Dealing with the unknowns of a season opener tough on coaches like UNC’s Mack Brown
How well will North Carolina play Saturday in the season opener against South Carolina?
“I don’t know,” UNC coach Mack Brown said Monday.
That wasn’t Brown being coy or disingenuous. He was being honest.
As a head coach, Brown has prepared football teams for openers since 1983 at Appalachian State – the Mountaineers won at Wake Forest 27-25 in Brown’s first game,
After all the pregame planning, the chef preparing the App State team meal got mixed up on the menu and served hamburgers and hot dogs. Call it a different kind of opening-game mistake.. The next week, after making the necessary corrections, it was back to pregame steaks.
Such is the nature of opening games. The speed of the game changes from practice. Coaches must adjust, often on the fly. Sometimes, the game can be decided when a team’s placekicker blows an extra point late in the fourth quarter with a chance to tie the score.
“Coaches are the worst,” Brown said. “We’re all paranoid and all concerned and look at every problem that can possibly come up and the unknowns.”
One big unknown the Tar Heels continue to deal with is the eligibility status of wide receiver Tez Walker. A preseason All-ACC pick, Walker is being denied instant immediate eligibility by the NCAA as a two-time transfer despite playing only for Kent State before transferring to UNC this year.
Brown said Walker, who attended NCCU prior to Kent State but didn’t play due to the Eagles’ 2020 season being canceled due to the COVID pandemic, may be able to speak directly to the NCAA committee this week about his appeal and situation. Walker continues to practice, and Brown said he will travel with the team to Charlotte, his hometown, for the game at Bank of America Stadium.
“Tez was really down after practice yesterday,” Brown said. “We’ve told him, ‘You plan on playing and we’re going to plan on playing you.’ And we’ve got to have two game plans, one with him and one without him.”
The Tar Heels’ opener could be determined by any number of factors. It could be UNC’s Drake Maye scrambling to throw a late TD pass or Gamecocks quarterback Spencer Rattler doing the same. It could be UNC linebacker Ced Gray forcing a game-changing fumble, or USC blocking a field goal, or confusion in the secondary that leads to a busted assignment and winning play.
“Most people will mess up more stuff Saturday night than we fix,” Brown said. “That’s what happens. … Most opening games are like bowl games. They’re lost more than they’re won.”
Playing a high-quality team like South Carolina will allow the coaches to get a quicker gauge on the players. They can see how they react to the bright lights and in this case the big stage of an ABC telecast.

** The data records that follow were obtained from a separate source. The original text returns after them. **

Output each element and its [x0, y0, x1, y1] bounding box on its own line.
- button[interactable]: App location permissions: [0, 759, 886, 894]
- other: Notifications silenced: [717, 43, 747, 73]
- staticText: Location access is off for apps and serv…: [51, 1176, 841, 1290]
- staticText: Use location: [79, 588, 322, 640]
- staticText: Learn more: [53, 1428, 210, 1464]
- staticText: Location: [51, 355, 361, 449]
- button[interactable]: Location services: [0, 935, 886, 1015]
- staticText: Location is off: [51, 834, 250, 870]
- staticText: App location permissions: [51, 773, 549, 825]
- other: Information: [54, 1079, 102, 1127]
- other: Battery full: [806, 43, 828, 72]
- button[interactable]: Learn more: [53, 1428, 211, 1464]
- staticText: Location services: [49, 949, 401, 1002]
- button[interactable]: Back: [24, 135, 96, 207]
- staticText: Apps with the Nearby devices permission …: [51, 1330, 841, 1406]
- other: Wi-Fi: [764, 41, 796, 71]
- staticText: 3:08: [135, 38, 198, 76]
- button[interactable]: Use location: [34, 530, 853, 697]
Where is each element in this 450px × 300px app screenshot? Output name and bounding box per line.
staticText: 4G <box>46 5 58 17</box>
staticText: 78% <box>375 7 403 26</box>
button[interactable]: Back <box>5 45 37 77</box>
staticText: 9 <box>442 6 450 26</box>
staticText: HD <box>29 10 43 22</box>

“You never know about your team until you’re in the fourth quarter early in the season and you see how they respond,” Brown said.
Brown said the Heels would take a “no excuses, no regrets” approach to the 2023 season. He will expect more of his coaches and himself.

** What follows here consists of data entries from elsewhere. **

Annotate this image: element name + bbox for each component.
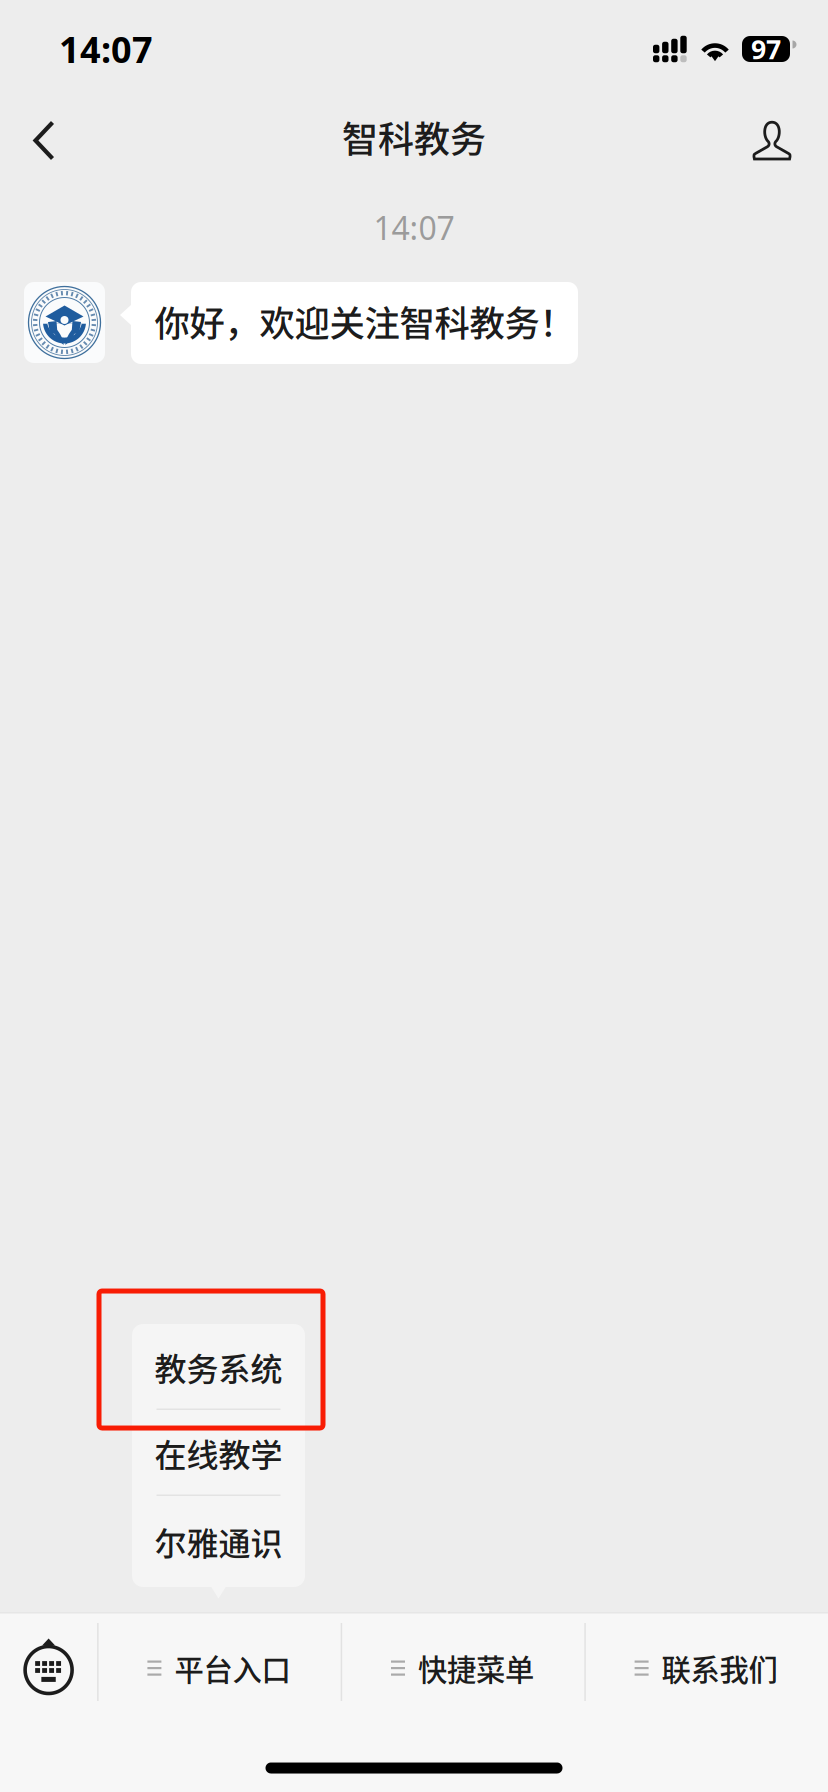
button[interactable]: Back [0, 91, 80, 183]
staticText: 教务系统 [154, 1344, 282, 1390]
staticText: 14:07 [374, 206, 454, 249]
button[interactable]: Keyboard [0, 1612, 97, 1712]
button[interactable]: 尔雅通识 [132, 1496, 305, 1587]
button[interactable]: 教务系统 [132, 1324, 305, 1410]
staticText: 你好，欢迎关注智科教务！ [154, 295, 574, 347]
staticText: 尔雅通识 [154, 1518, 282, 1565]
button[interactable]: Profile [728, 91, 828, 183]
button[interactable]: 联系我们 [584, 1612, 828, 1712]
staticText: 平台入口 [174, 1647, 290, 1689]
staticText: 快捷菜单 [418, 1647, 534, 1689]
staticText: 联系我们 [662, 1647, 778, 1689]
button[interactable]: 在线教学 [132, 1410, 305, 1496]
staticText: 14:07 [59, 25, 153, 73]
staticText: 97 [751, 31, 781, 67]
staticText: 在线教学 [154, 1430, 282, 1476]
staticText: 智科教务 [342, 111, 486, 163]
button[interactable]: 快捷菜单 [341, 1612, 584, 1712]
button[interactable]: 平台入口 [97, 1612, 341, 1712]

There will be no head-hanging from the head coach when things go awry in games, he said, which can send the wrong message to the team. Poor body language, by anyone, won’t be tolerated. There must be more positive energy, he said.
“I’ve got to do a better job after losses of learning from them and picking it up for the next week, because I don’t do that very well,” Brown said. “I think of all the things I do, that’s the worst. I feel like I’ve let everybody down when we lose. I’m horrible at that.

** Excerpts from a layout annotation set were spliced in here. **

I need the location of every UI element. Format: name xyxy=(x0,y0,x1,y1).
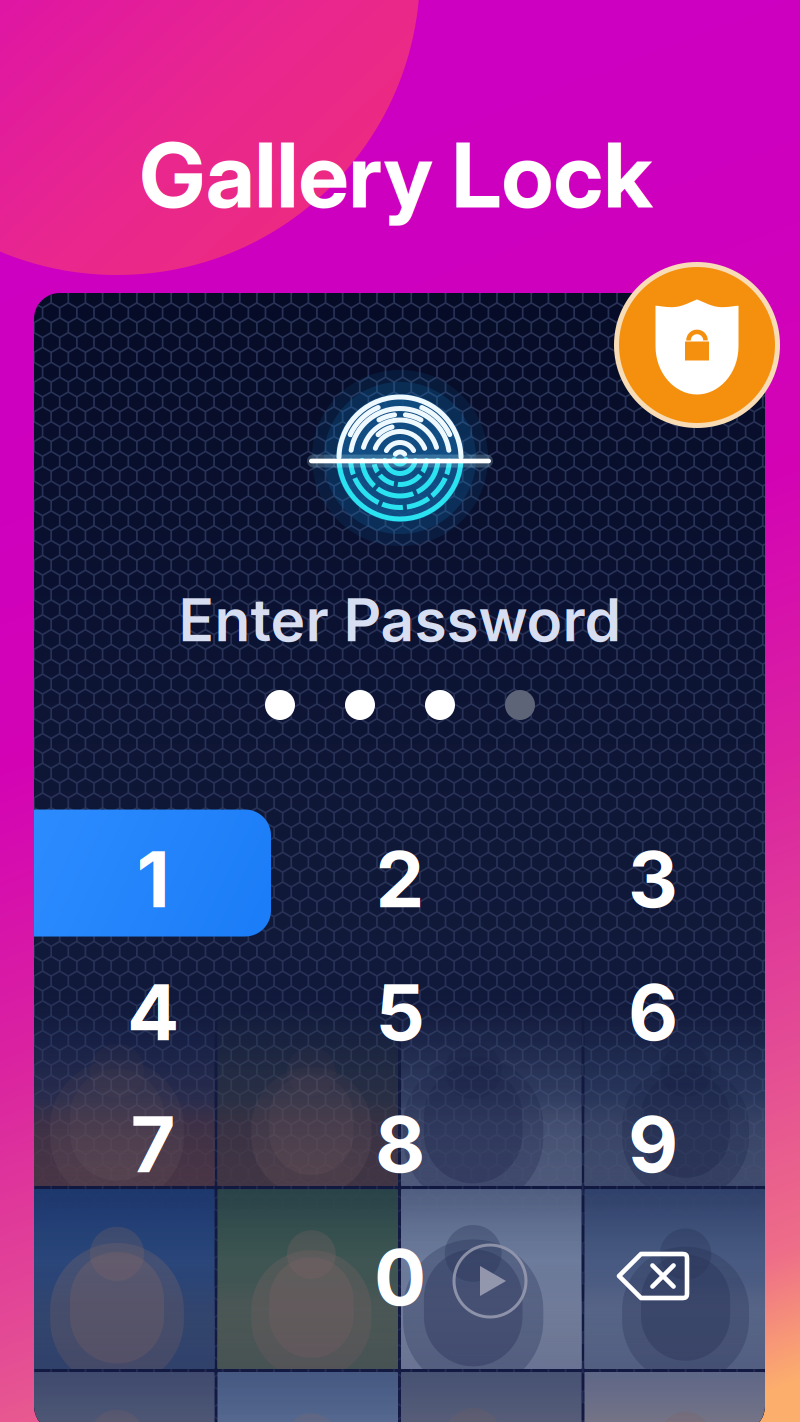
staticText: 0 xyxy=(374,1230,426,1324)
button[interactable]: Delete xyxy=(537,1210,769,1342)
button[interactable]: 7 xyxy=(37,1078,269,1210)
staticText: 3 xyxy=(628,832,678,926)
staticText: 1 xyxy=(136,832,170,926)
staticText: 5 xyxy=(376,965,424,1059)
button[interactable]: 6 xyxy=(537,946,769,1078)
button[interactable]: 3 xyxy=(537,813,769,945)
button[interactable]: 1 xyxy=(37,813,269,945)
button[interactable]: 9 xyxy=(537,1078,769,1210)
staticText: 4 xyxy=(127,965,179,1059)
staticText: 2 xyxy=(376,832,424,926)
staticText: 9 xyxy=(628,1097,678,1191)
staticText: Enter Password xyxy=(178,584,622,656)
staticText: Gallery Lock xyxy=(140,121,652,229)
button[interactable]: 5 xyxy=(284,946,516,1078)
button[interactable]: App lock xyxy=(614,262,780,428)
button[interactable]: 2 xyxy=(284,813,516,945)
button[interactable]: 0 xyxy=(284,1211,516,1343)
staticText: 7 xyxy=(130,1097,176,1191)
button[interactable]: 4 xyxy=(37,946,269,1078)
staticText: 6 xyxy=(628,965,678,1059)
button[interactable]: 8 xyxy=(284,1078,516,1210)
staticText: 8 xyxy=(375,1097,425,1191)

“I said I was going to be better at that when I came back and I lied. I’m not and I need to be.”
Brown said he wants the Heels to take a three-pronged approach to both the opener and the season. Each of the three is vital, he said, to ultimately be successful, and one could almost hear him saying it again Saturday in his pregame talk in the locker room.
“This team needs to be really tight Saturday night – tight together, tight-knit and great communicators, because it’s going to get tough,” he said. “You better be confident, because if you go into a national TV game without confidence it’s going to show up fast. And the third thing is you better be tough, mentally tough and physically tough. If you do those three things you’ve got a chance to win every game.”
Injury update
UNC said Monday that tight end Julien Randolph, a freshman from Ashburn, Virginia, has been lost for the season with a lower-body injury.